The use of AI in business is not without significant risk and starting your journey should be a mindful process – not an ‘all or nothing’ decision. But with AI developing at rapid speed and your competitors all over it, there is an equal risk in doing nothing.

Start with the business problem you are trying to solve, not the technology. Where is there duplication, manual or inefficient processes, or wasted efforts? What are the critical insights you need to understand to succeed in market? What are your key business processes and the high-impact interactions and decision points between you, your customers and most important channels to market?

From here you can start with a small number of high priority use cases from which to develop, test and learn to determine how to launch something useful to market with minimum viable data. Consider how you can scale up your model quickly while tuning (and improving) for a superior outcome, while building your interaction records and data sets so you can automate more, improve interaction success, and add new services quickly.

At scale, it is the quality of your oversight platform that will determine your success with AI, particularly in the B2C environment. There are huge benefits that can come from this quickly evolving technology – for individuals, businesses and Aotearoa. But for AI to be successful it needs to be trusted, and with that comes great responsibility for businesses who use it. Embedding an ethical approach to AI from the outset is critical.

Ensure strong data privacy controls, appropriate data retention and storage policies, and clear controls to manage fairness and actively manage bias in AI models. Engage experts in data science and cyber security to establish effective data governance policies.

“For directors, get in a huddle with your executive team and get a sense of where they see the primary risks and priorities. Commit to upskilling. Gain knowledge from trusted experts who can point to a track record in AI and have a local ‘A Team’ that can support you.”

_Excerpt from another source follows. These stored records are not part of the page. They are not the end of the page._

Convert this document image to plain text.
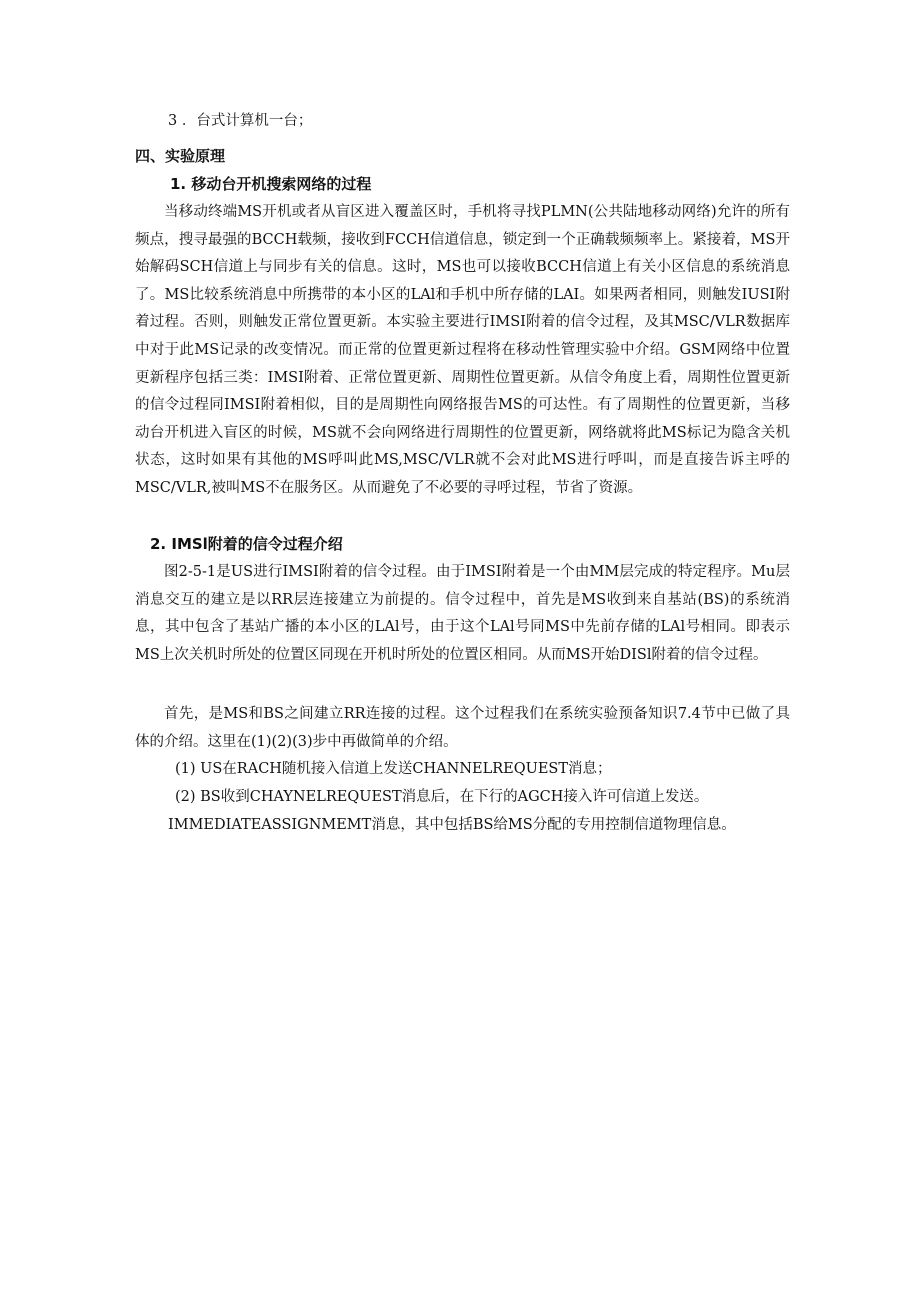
3 ．台式计算机一台；
四、实验原理
1. 移动台开机搜索网络的过程

当移动终端MS开机或者从盲区进入覆盖区时，手机将寻找PLMN(公共陆地移动网络)允许的所有频点，搜寻最强的BCCH载频，接收到FCCH信道信息，锁定到一个正确载频频率上。紧接着，MS开始解码SCH信道上与同步有关的信息。这时，MS也可以接收BCCH信道上有关小区信息的系统消息了。MS比较系统消息中所携带的本小区的LAl和手机中所存储的LAI。如果两者相同，则触发IUSI附着过程。否则，则触发正常位置更新。本实验主要进行IMSI附着的信令过程，及其MSC/VLR数据库中对于此MS记录的改变情况。而正常的位置更新过程将在移动性管理实验中介绍。GSM网络中位置更新程序包括三类：IMSI附着、正常位置更新、周期性位置更新。从信令角度上看，周期性位置更新的信令过程同IMSI附着相似，目的是周期性向网络报告MS的可达性。有了周期性的位置更新，当移动台开机进入盲区的时候，MS就不会向网络进行周期性的位置更新，网络就将此MS标记为隐含关机状态，这时如果有其他的MS呼叫此MS,MSC/VLR就不会对此MS进行呼叫，而是直接告诉主呼的MSC/VLR,被叫MS不在服务区。从而避免了不必要的寻呼过程，节省了资源。

2. IMSl附着的信令过程介绍

图2-5-1是US进行IMSI附着的信令过程。由于IMSI附着是一个由MM层完成的特定程序。Mu层消息交互的建立是以RR层连接建立为前提的。信令过程中，首先是MS收到来自基站(BS)的系统消息，其中包含了基站广播的本小区的LAl号，由于这个LAl号同MS中先前存储的LAl号相同。即表示MS上次关机时所处的位置区同现在开机时所处的位置区相同。从而MS开始DISl附着的信令过程。

首先，是MS和BS之间建立RR连接的过程。这个过程我们在系统实验预备知识7.4节中已做了具体的介绍。这里在(1)(2)(3)步中再做简单的介绍。

(1) US在RACH随机接入信道上发送CHANNELREQUEST消息；
(2) BS收到CHAYNELREQUEST消息后，在下行的AGCH接入许可信道上发送。
IMMEDIATEASSIGNMEMT消息，其中包括BS给MS分配的专用控制信道物理信息。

Many organisations use the European General Data Protection Regulation (GDPR) as a guide, which is a good place to start. If you are putting critical insight generation and process delivery into an AI environment, you want to make sure you have a robust, world-class cyber protection and defence framework in place, and have it externally assured periodically. 

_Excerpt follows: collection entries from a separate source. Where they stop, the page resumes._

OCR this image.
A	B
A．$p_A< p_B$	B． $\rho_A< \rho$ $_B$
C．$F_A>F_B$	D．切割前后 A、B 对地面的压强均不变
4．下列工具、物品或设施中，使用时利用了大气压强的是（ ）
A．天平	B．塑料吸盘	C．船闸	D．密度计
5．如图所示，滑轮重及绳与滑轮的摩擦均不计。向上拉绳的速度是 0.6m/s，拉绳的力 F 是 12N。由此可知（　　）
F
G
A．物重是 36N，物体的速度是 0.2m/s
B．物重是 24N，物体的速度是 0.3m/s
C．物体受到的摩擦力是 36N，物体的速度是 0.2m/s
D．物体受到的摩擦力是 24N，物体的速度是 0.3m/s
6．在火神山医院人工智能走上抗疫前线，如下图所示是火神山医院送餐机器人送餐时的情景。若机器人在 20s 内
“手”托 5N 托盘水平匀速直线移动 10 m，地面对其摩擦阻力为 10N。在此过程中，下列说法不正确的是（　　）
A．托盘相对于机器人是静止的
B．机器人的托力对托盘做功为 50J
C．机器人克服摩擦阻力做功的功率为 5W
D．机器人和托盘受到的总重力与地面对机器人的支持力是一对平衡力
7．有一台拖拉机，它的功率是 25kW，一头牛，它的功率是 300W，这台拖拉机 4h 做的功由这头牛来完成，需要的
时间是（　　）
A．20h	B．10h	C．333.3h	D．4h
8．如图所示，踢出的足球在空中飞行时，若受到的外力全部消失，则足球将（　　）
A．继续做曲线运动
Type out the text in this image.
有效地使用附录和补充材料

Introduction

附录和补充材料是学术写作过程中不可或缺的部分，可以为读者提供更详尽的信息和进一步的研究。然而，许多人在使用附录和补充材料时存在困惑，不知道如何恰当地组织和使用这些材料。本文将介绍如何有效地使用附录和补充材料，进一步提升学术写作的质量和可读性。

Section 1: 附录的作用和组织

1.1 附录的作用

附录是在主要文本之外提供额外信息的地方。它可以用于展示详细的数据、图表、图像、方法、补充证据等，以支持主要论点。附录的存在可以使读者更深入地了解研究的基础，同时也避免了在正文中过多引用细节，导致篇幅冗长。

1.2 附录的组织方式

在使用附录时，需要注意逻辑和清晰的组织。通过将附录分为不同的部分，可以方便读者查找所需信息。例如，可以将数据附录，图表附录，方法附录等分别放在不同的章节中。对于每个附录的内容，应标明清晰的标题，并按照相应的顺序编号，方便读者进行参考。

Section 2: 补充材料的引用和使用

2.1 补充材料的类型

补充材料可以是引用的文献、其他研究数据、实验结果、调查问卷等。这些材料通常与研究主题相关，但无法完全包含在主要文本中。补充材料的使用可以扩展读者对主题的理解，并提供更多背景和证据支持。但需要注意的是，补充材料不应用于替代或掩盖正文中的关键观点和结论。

To remain internationally competitive and to thrive in a rapidly digitising world, New Zealand businesses need to be exploring the opportunities AI will bring, while ensuring the appropriate governance is in place to effectively manage the risks. It is about starting an informed journey and developing the risk and opportunity management frameworks that will drive market advantage while overseeing robust, dynamic risk controls.

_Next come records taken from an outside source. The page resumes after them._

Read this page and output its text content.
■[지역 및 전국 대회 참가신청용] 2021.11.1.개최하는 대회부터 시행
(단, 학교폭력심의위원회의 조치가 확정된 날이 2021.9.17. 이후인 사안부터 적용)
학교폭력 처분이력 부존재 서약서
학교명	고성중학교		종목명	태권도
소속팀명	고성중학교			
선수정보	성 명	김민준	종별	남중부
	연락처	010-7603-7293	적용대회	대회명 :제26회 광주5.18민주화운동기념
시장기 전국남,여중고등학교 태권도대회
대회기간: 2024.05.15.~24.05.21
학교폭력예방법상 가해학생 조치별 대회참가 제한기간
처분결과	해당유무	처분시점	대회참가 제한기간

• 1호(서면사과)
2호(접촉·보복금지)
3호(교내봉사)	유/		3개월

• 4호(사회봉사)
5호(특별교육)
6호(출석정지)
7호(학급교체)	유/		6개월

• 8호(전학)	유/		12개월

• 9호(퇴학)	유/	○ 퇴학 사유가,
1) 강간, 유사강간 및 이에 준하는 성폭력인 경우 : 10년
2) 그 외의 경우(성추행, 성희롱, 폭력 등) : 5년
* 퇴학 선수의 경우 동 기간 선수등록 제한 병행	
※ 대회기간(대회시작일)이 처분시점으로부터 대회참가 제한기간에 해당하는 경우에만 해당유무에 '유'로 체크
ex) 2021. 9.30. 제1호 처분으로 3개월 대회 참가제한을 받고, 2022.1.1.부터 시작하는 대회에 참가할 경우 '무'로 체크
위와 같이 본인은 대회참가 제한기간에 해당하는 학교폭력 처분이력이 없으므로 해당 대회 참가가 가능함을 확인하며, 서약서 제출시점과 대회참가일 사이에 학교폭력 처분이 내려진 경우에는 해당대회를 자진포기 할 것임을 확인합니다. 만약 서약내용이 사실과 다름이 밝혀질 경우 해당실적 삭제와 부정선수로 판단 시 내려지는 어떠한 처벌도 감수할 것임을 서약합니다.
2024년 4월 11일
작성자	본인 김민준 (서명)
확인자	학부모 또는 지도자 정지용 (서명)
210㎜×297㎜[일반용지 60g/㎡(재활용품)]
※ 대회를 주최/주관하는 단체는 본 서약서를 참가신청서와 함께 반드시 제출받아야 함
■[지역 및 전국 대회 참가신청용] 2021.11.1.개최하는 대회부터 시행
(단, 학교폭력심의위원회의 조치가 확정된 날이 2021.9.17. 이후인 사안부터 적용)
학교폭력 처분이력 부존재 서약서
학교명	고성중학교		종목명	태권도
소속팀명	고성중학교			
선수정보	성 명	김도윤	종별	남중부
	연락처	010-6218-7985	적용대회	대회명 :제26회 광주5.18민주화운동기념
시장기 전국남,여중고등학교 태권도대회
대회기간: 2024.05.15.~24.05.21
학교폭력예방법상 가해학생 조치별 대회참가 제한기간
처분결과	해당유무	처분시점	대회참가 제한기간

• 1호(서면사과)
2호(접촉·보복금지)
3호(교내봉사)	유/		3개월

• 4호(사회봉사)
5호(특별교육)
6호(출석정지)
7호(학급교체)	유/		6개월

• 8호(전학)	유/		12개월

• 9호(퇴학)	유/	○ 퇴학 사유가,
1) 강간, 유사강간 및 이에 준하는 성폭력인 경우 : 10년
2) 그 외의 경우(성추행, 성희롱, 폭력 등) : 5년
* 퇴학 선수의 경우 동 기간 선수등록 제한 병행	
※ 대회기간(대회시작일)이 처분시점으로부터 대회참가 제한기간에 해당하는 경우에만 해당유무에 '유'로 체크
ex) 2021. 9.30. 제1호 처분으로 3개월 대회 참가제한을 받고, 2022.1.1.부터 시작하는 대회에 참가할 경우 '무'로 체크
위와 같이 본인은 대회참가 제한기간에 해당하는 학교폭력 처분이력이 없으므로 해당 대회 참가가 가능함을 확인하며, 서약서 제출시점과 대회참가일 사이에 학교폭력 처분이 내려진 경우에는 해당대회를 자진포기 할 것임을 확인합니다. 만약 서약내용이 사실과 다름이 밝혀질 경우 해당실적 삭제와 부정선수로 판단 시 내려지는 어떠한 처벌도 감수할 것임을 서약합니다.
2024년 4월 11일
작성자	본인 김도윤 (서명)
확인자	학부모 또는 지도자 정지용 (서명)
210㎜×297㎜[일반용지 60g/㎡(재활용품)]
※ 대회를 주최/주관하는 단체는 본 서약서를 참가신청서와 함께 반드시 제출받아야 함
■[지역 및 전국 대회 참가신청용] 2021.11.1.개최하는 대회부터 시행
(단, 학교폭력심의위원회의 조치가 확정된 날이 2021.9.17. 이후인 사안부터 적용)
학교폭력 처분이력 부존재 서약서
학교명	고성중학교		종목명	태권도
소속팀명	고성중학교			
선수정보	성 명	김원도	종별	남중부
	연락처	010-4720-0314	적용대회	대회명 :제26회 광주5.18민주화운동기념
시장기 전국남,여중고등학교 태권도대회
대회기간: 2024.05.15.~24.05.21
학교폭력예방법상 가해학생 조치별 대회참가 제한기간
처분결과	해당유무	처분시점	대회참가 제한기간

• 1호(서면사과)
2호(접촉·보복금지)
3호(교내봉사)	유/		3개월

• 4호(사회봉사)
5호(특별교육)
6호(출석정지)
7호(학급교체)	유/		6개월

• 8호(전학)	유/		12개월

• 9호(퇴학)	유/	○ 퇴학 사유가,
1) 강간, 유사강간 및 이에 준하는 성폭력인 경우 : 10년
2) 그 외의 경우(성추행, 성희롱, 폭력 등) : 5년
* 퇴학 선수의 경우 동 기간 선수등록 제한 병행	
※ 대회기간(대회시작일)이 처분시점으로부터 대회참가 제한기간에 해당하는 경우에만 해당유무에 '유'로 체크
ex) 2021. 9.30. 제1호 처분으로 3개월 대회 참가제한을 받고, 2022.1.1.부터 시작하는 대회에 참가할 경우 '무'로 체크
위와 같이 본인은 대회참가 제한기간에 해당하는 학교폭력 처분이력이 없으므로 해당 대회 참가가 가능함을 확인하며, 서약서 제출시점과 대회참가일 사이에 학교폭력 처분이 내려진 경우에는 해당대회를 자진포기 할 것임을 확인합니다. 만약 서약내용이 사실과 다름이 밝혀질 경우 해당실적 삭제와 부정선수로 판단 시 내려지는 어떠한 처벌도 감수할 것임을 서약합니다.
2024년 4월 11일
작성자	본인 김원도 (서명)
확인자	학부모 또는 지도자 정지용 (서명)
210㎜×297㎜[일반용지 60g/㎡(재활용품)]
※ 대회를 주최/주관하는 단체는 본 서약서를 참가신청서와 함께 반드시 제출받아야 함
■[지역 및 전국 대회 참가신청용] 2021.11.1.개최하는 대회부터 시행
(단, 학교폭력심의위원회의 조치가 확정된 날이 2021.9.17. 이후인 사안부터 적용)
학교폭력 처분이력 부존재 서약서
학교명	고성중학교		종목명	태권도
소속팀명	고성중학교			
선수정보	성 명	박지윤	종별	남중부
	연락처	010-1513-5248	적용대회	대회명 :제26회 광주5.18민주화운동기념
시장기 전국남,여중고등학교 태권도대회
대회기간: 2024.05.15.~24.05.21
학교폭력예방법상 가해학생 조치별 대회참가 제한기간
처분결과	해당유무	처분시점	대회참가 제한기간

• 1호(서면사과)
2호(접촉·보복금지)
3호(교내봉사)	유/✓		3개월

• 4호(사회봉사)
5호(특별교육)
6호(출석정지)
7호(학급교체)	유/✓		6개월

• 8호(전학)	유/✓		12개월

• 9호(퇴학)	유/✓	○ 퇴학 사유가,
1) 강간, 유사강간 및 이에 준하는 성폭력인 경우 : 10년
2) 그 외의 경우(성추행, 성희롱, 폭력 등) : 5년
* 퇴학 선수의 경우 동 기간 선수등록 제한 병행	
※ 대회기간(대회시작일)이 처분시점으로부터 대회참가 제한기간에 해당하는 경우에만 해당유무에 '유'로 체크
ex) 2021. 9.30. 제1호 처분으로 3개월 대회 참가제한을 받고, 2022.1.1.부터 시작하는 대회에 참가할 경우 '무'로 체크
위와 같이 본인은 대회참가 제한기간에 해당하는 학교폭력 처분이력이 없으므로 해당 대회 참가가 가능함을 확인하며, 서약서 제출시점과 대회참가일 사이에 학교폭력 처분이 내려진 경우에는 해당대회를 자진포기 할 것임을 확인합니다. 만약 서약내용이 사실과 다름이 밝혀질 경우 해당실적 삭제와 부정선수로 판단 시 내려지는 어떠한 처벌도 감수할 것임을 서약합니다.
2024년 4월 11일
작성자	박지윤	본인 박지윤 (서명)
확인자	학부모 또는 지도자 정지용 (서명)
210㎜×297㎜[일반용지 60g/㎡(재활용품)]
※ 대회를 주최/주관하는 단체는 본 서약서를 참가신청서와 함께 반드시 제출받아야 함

For directors, get in a huddle with your executive team and get a sense of where they see the primary risks and priorities. Commit to upskilling. Gain knowledge from trusted experts who can point to a track record in AI and have a local ‘A Team’ that can support you.

For companies, start small, find the use cases that matter, take counsel from experts who have walked the path and can help establish your control and oversight framework, engage your board, and make sure you set out with an absolute, system-wide commitment to operate within your own values, ethics and risk appetite framework. 

The opportunities are huge, but prudent trials, thoughtful policy and control development, and good advice will help you balance risk, innovation and opportunity. Doing nothing is not an option. 

Sheridan Broadbent CMInstD is a non- executive director with an executive and governance career spanning telecommunications, ICT, infrastructure and energy. She is an independent director on the boards of Spark NZ, Manawa Energy and Downer Group and is deputy chair of the NZ Business Leaders Health and Safety Forum.